Botty · DSR

Deflated Sharpe Ratio

A Sharpe ratio corrected for the number of strategies tried, the sample length and the non-normality of returns. Answers: is this Sharpe real, or just the winner of many attempts?

The problem it solves

If you test 1000 strategy variants, the best one will have a high Sharpe by pure chance — even if none has a real edge. The raw Sharpe of the winning strategy is then selection-biased and lies. This is exactly where the Deflated Sharpe Ratio (DSR) comes in.

Definition

By Bailey & López de Prado (2014). The DSR is the probability that the true Sharpe is greater than zero, given:

Number of trials N — how many variants were tried (multiple-testing penalty),
Sample length — short histories are less reliable,
Skew and kurtosis of the returns — fat tails / skew make the Sharpe estimate shakier.

DSR = Prob( true SR > 0 | observed SR, N trials, T, skew, kurtosis )

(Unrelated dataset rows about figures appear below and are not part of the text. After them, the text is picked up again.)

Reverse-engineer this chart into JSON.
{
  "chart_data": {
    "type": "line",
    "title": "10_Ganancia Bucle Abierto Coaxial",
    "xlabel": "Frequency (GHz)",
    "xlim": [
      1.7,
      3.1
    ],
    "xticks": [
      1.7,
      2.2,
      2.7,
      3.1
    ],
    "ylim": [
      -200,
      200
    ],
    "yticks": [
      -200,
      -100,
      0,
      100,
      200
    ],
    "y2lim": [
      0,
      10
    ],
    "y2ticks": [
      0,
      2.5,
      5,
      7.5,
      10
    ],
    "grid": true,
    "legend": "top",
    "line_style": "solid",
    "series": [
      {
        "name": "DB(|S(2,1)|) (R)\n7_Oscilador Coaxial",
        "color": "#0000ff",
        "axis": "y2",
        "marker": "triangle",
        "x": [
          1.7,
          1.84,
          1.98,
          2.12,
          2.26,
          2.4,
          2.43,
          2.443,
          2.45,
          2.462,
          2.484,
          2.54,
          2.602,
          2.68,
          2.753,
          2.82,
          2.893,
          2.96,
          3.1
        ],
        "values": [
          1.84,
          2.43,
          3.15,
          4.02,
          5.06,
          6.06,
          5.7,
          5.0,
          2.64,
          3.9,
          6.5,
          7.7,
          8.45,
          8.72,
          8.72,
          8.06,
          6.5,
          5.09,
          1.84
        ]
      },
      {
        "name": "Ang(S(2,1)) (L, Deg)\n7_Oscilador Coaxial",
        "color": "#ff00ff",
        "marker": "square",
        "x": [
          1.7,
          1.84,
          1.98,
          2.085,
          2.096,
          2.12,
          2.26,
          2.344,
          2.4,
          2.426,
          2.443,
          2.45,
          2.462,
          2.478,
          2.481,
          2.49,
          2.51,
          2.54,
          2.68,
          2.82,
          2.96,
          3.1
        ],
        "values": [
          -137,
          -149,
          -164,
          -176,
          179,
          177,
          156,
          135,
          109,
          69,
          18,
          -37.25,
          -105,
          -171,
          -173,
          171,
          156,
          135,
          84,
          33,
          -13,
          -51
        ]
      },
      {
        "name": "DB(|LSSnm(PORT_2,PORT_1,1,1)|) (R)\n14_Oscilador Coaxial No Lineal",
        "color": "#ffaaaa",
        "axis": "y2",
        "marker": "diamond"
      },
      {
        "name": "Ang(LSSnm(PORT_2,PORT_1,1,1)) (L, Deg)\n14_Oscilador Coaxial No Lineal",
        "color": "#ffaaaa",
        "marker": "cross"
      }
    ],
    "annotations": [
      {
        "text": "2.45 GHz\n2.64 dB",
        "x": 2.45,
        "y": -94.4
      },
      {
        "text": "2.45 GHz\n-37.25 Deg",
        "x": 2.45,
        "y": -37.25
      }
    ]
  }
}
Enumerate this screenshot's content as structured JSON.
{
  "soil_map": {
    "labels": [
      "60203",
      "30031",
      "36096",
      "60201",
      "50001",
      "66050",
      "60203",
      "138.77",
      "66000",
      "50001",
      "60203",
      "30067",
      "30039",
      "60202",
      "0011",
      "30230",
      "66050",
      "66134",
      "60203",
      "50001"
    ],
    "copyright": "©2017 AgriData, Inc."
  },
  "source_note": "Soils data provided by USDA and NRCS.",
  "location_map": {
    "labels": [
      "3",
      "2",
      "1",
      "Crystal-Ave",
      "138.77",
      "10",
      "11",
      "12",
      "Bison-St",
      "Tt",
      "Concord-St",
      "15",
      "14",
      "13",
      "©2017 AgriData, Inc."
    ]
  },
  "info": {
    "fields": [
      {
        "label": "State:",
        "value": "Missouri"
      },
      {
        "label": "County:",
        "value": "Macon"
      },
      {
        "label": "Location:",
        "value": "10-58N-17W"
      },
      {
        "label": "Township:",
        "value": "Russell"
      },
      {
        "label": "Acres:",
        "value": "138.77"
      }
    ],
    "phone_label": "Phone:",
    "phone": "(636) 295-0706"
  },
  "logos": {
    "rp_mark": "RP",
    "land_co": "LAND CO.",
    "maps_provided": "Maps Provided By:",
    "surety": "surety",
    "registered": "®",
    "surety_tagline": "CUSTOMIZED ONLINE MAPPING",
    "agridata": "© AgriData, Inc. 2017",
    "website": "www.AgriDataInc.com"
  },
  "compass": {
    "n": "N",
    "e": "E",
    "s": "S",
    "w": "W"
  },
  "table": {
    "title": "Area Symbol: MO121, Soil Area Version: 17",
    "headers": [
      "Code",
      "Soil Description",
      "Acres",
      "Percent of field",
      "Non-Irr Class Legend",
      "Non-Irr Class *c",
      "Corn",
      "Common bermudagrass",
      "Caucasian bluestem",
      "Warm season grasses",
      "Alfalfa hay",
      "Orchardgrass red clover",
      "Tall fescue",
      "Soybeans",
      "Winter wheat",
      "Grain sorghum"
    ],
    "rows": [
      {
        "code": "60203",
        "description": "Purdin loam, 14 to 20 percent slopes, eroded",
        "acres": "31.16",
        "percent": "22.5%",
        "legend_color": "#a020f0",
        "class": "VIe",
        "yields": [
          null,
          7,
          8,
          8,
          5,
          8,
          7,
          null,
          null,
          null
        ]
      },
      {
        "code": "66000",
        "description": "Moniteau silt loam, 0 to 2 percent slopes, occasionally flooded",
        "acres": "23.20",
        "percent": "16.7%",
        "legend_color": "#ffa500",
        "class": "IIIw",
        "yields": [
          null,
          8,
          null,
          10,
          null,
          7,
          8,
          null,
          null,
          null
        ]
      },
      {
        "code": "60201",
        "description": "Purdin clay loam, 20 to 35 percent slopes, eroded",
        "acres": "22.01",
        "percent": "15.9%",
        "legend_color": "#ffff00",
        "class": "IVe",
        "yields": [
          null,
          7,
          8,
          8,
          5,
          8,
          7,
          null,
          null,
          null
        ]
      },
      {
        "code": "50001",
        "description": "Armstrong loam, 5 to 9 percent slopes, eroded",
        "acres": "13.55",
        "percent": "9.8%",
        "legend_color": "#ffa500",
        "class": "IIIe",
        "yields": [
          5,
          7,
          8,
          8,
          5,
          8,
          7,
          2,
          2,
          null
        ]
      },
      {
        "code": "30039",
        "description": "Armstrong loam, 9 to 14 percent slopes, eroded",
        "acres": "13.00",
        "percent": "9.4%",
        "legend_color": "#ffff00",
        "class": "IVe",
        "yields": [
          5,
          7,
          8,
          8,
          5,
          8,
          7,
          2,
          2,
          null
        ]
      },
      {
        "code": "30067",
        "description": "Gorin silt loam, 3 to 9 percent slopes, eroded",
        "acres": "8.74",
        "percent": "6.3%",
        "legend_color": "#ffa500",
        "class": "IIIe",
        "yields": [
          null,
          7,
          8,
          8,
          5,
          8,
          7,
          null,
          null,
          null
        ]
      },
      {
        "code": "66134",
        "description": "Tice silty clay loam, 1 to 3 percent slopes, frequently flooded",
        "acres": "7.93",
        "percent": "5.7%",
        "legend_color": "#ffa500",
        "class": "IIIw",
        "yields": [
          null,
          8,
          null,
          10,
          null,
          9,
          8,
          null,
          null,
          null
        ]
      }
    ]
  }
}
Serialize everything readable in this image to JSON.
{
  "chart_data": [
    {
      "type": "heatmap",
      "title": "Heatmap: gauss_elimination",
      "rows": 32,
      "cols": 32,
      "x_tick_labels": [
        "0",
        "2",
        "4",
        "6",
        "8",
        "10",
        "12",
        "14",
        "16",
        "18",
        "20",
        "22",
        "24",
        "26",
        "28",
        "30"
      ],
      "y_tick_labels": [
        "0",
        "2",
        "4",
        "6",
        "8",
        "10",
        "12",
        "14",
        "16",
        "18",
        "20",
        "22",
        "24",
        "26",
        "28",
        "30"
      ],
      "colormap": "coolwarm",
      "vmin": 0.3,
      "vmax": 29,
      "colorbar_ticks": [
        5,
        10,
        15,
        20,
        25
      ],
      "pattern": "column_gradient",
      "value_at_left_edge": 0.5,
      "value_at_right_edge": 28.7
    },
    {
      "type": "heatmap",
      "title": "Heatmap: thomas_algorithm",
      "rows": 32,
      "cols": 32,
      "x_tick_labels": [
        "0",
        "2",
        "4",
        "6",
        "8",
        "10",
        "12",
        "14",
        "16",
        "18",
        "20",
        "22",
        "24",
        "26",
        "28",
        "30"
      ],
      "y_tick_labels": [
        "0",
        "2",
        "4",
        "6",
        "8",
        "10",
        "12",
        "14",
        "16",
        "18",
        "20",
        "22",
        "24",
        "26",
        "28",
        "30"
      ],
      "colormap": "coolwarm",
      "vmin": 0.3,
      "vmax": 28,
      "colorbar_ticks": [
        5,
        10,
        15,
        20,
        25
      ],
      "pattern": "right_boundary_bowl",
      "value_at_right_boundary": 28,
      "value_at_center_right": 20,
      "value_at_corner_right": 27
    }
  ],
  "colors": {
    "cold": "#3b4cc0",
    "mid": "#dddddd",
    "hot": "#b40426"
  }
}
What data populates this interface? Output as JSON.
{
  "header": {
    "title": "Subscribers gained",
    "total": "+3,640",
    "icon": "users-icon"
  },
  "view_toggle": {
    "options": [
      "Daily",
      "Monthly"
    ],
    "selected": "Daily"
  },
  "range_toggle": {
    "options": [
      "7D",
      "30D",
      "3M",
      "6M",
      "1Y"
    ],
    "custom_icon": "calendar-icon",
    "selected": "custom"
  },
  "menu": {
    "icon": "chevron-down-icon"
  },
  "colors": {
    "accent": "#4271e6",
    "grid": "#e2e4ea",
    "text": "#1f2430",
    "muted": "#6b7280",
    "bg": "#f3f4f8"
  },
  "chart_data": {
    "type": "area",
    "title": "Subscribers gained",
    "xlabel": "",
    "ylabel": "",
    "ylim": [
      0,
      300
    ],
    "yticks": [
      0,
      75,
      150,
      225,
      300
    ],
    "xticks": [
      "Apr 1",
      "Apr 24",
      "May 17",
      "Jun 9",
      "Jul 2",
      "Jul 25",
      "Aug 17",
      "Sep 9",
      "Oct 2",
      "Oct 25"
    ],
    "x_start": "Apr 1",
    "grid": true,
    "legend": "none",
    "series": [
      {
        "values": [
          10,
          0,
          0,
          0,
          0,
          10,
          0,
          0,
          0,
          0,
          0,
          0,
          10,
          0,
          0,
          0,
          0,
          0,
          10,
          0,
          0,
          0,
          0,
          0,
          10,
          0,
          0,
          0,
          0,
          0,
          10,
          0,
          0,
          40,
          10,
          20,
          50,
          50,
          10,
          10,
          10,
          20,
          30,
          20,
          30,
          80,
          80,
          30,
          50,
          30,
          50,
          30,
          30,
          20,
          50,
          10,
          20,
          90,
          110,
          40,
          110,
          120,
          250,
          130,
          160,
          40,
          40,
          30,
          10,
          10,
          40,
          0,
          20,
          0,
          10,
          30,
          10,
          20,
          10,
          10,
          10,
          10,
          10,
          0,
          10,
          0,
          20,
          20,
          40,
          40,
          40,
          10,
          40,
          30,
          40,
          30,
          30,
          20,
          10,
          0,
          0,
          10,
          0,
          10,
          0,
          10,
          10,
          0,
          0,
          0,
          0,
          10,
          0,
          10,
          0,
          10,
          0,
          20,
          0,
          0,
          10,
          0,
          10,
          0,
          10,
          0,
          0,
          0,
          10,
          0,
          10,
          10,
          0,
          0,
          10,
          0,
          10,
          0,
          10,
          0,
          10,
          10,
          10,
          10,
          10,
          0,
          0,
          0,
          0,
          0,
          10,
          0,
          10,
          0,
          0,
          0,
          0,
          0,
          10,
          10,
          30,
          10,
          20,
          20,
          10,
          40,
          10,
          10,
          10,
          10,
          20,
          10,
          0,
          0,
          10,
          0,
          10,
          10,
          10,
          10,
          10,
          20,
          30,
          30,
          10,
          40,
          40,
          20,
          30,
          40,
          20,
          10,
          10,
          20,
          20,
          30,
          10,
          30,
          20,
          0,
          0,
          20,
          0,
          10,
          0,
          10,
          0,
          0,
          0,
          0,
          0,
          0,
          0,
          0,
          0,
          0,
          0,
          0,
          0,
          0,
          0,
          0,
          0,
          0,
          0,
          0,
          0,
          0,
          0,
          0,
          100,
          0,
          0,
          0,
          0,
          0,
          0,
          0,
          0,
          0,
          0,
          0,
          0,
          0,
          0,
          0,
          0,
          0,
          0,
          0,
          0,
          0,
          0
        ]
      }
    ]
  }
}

Core mechanic: from N trials you compute the expected maximum Sharpe under pure chance (benchmark). Only what clearly clears this bar survives. A Sharpe of 2.0 from a single test is strong; the same 2.0 as the best value out of 5000 sweeps is often indistinguishable from luck.

Interpretation

The DSR is read as a probability (0..1): > 0.95 = the Sharpe survives the multiple-testing correction. Near 0.5 or below = the observed value is plausibly noise.

How Botty uses it

backtesting/deflated_sharpe.py implements the DSR as part of the overfit defence — sister to the PBO (Probability of Backtest Overfitting). While the PBO checks via rankings in the sweep whether the selection overfit, the DSR deflates the Sharpe value itself by the number of looks. Both address the same sin: looking many times and celebrating the lucky hit.

Limits

N is often hard to count honestly. Every informal parameter peek is a trial — the true trial count is usually higher than documented.
Assumes a sensible trial distribution. Strongly correlated variants don't count like independent tests.